Mathivanan - Exosomes, secretome and systems biology
Our major research interests are in exploring the role of extracellular matrix components (soluble secreted proteins and extracellular vesicles) in cancer and intercellular communication.
Our lab integrates proteomic, genomic and bioinformatics methodologies to study cancer progression.
In addition to medical research, we are also interested in basic science projects including the biogenesis of exosomes and the role of exosomes in intercellular communication.
Research areas
Exosomes, secretome, cancer and systems biology
Our major research interests are in exploring the role of extracellular matrix components (soluble secreted proteins and extracellular vesicles) in cancer and intercellular communication.
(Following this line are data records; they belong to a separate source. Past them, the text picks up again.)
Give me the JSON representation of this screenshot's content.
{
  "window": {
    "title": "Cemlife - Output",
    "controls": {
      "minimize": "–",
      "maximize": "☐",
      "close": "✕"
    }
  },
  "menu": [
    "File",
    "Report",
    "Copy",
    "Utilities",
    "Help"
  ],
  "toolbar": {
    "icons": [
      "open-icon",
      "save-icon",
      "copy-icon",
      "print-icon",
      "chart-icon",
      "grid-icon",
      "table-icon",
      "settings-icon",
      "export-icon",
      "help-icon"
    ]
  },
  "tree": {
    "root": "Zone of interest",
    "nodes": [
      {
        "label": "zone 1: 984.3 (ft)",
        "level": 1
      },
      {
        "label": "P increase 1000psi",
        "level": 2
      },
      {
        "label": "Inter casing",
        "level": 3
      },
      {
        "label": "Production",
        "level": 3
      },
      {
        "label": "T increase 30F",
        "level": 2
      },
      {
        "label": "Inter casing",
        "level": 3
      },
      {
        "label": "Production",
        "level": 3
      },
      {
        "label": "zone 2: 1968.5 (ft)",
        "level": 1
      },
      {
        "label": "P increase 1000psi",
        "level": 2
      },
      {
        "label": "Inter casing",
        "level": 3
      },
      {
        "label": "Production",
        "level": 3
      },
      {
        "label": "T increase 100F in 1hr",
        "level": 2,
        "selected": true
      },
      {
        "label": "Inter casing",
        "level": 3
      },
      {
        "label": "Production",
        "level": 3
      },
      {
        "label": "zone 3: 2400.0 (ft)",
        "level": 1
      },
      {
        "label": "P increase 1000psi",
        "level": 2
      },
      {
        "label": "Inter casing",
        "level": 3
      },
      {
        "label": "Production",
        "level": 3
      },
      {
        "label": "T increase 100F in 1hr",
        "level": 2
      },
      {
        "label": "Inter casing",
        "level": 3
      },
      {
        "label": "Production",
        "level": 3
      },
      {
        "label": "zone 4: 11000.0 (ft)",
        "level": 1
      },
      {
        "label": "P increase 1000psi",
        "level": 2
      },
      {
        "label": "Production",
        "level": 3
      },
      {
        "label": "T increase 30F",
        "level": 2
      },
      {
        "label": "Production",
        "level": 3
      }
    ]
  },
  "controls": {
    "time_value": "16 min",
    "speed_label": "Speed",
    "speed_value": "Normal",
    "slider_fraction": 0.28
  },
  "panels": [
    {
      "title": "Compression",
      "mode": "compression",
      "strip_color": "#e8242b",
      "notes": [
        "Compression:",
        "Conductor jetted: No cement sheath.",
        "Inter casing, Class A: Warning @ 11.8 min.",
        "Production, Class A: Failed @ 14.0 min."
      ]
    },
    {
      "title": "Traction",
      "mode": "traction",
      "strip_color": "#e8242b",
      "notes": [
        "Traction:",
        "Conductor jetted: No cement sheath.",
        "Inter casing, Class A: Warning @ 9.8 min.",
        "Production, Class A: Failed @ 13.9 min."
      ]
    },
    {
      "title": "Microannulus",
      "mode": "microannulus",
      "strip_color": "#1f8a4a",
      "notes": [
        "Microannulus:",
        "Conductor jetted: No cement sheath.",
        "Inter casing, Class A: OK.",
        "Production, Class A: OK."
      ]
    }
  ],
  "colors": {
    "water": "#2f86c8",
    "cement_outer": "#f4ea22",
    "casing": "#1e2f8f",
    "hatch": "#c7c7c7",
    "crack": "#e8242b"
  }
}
Our lab integrates proteomic, genomic and bioinformatics methodologies to study cancer progression. In addition to medical research, our lab is also interested in basic science projects including the biogenesis of exosomes and intercellular communication.
Exosomes in the tumor microenvironment
Exosomes are 40-100 nm diameter membrane enclosed extracellular vesicles released by various cell types, including cancer cells. For tumors to progress, bidirectional crosstalk between different cells occurs within the tumor and its surrounding supporting tissue. A tumor can be considered as a complex tissue or organ with abnormal cells harbouring genetic mutations, typically referred to as tumor or cancer cells, enmeshed within the surrounding and interwoven stroma, the epithelial parenchyma, which provides the connective tissue of the tumor. Stromal elements include the extracellular matrix as well as other cell types that are activated and/or recruited to the tumor microenvironment such as fibroblasts, immune and inflammatory cells, fat cells and endothelial cells of the blood and lymphatic circulation. Recent literature indicated that all aspects of cellular tumorigenicity are profoundly influenced by reciprocal interactions between responding normal cells, their mediators, structural components of the extracellular matrix, and genetically altered neoplastic cells. Exosomes have recently been recognized as important mediators of the cross-talk in the tumor microenvironment. Exosomes derived from tumor cells have been shown to have both pro- and anti-tumorigenic properties. Our lab is interested in studying the role of exosomes in the tumor mivroenvironment.
Proteogenomics analysis of exosomes and extracellular vesicles
Recent studies have highlighted the secretion of oncoproteins including mutant proteins via exosomes. However, a prior knowledge of the mutant protein is a prerequisite in all of the published studies. A global approach to systematically identify mutant proteins secreted through exosomes will aid in elucidating the functional roles of exosomes. In order to identify the mutant proteins that are secreted by a cell via exosomes, we use global proteogenomics approach. In addition to functional implications, as exosomes may contain disease causing proteins including mutant proteins/RNA, assaying for mutant or disease causing proteins/RNA as disease biomarkers may provide the required specificity for a biomarker test.
Systems biology - Exosomes and colorectal cancer
Constant dynamic interactions between a cell and its surrounding tissue microenvironment are important in maintaining the differentiated state of a cell. While such organised intercellular signalling cascades are pivotal in cellular proliferation, sustained disruption of key signalling events render the cells susceptible to malignancy. Our group uses systems biology or bioinformatics approaches to study the molecular mechanisms of colorectal cancer. We use proteomic and genomic technologies to study colorectal cancer cells and integrate bioinformatics methods to make biological sense of the obtained data. With the explosion of datasets from high-throughput techniques, systems biology approaches hold immense promise to investigate such data and present them at the context of the disease. It has to be noted that high-throughput data should be dealt carefully owing to the noise and systemic pitfalls. Our group develops computational tools to analyze such datasets and integrate them with heterogeneous datasets obtained from similar biological experiments using statistics and computation.